Is using the block-processing versions as simple as loading the .ldr like a normal module? I’ve got the ‘rawsc’ module compiling but no aleph handy rn.
yes, i’m not sure what state it’s in and AFAIK ‘rawsc’ is the only one using the block processing core. but that’s how it works in theory - changes are all under the hood / in the makefile and the “API” is the same.
Is there any kind of instructions for how to use the bfin_sim
sorry but i’m not sure, rick is the one for this
are there recommendations for how to do profiling of the code to make sure the block processing are outperforming their iterative versions? I know the code can be disassembled (a link on how to would be great!)

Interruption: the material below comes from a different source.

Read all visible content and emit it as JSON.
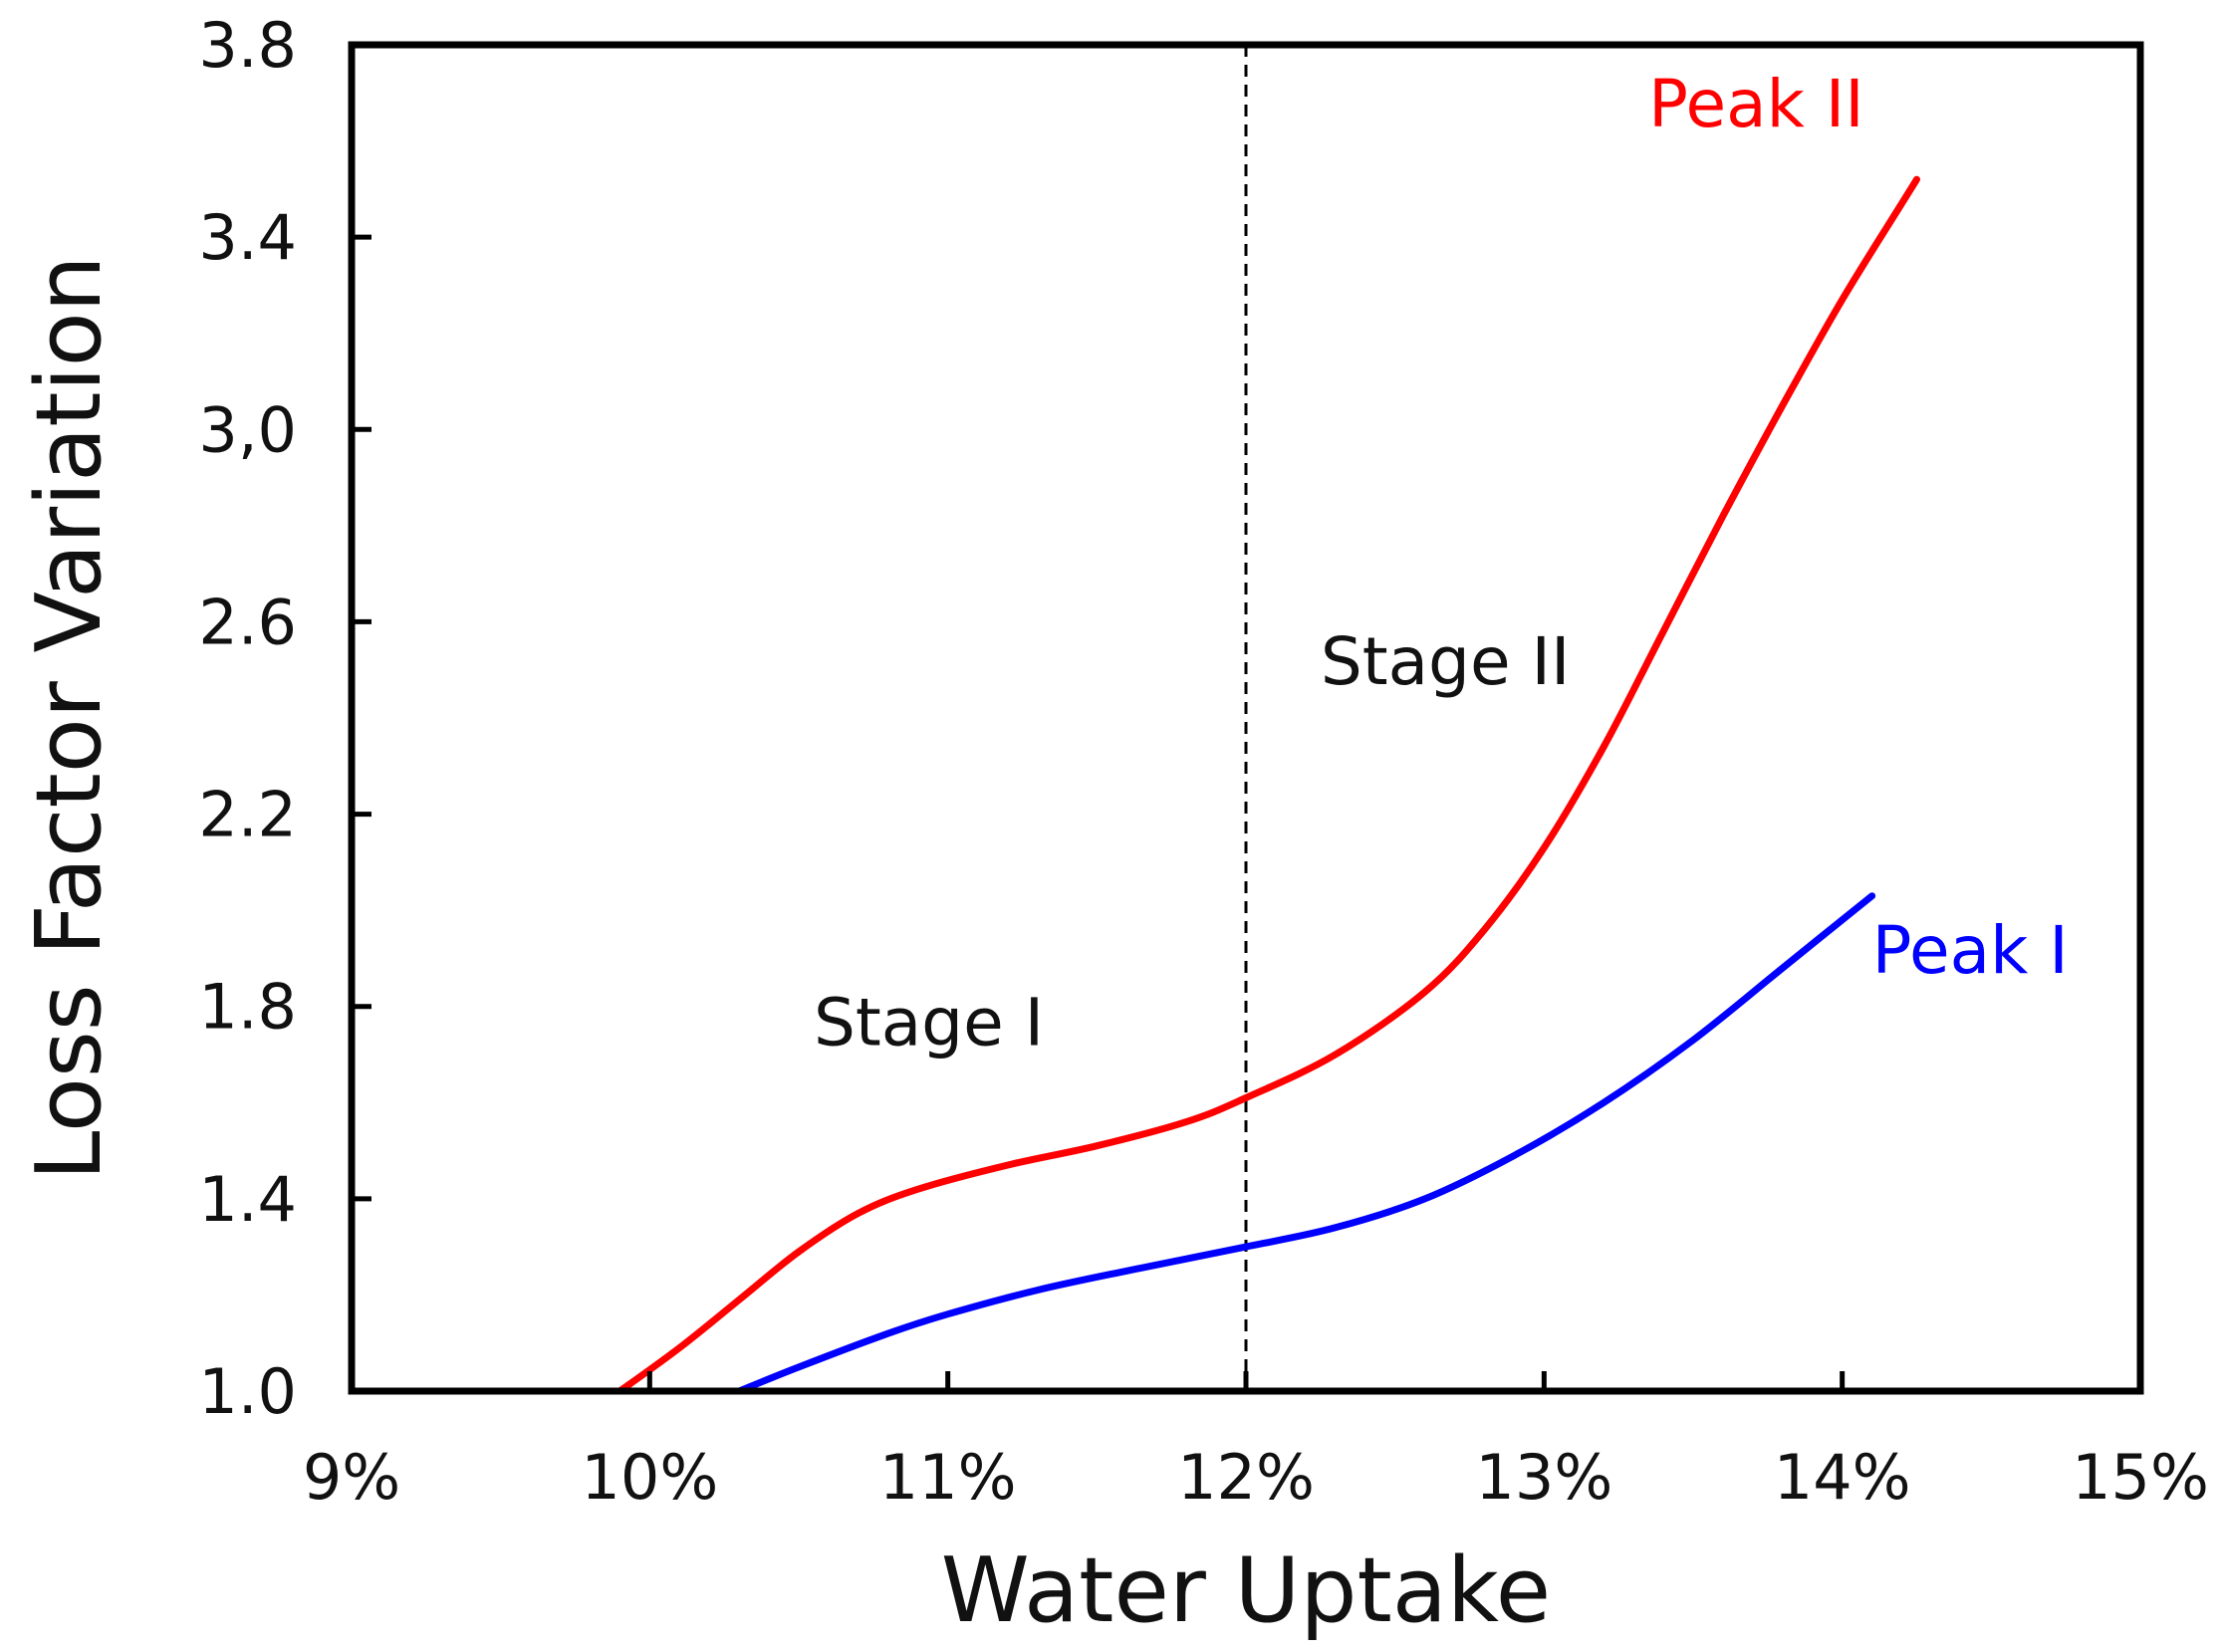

to disassemble, something like
bfin-elf-objdump -D foo.o > foo.asm
for profiling, i honestly have stuck to the stupid method of flipping GPIO pins and scoping. this is totally effective, especially with two scope channels or more, but it’s hard to do away from a test bench.
so that said, i haven’t done any real profiling of the block processing code but i’m confident that it will be much faster based on (e.g.) the disassembly.
it also should be possible to count cycles and report them back to the avr32. i made one quick attempt at this which did not work (there is a feature branch somewhere), but i’m sure it would be easy for a smart person.
I’m not sure if bf has parallel processing
it probably doesn’t map closely to vectorized DSP unless you happen to be working with 8 bit values. there are 8x 32b data registers, and 2 (parallel) arithmetic units, each of which operates on 2x 16b operands. so single 32b x 32b operations are efficient, as are dual 16b or 4x 8b. details in ch. 2 of the hardware reference.
from the memory access standpoint
the de-facto “default” template for bf533 sets up instruction cache but not data cache. data can be explicitly located in L1 A, L1 B, or L2 (which have different performance characteristics, see the reference above) - in addition to SDRAM which is substantially slower. each module has a custom linker script, so could set data cache in one of those. i haven’t actually explored doing this. linker script examples must be hunted for, i’m afraid.
PS it would be sick to have some more aleph DSP to play with! thanks for considering it.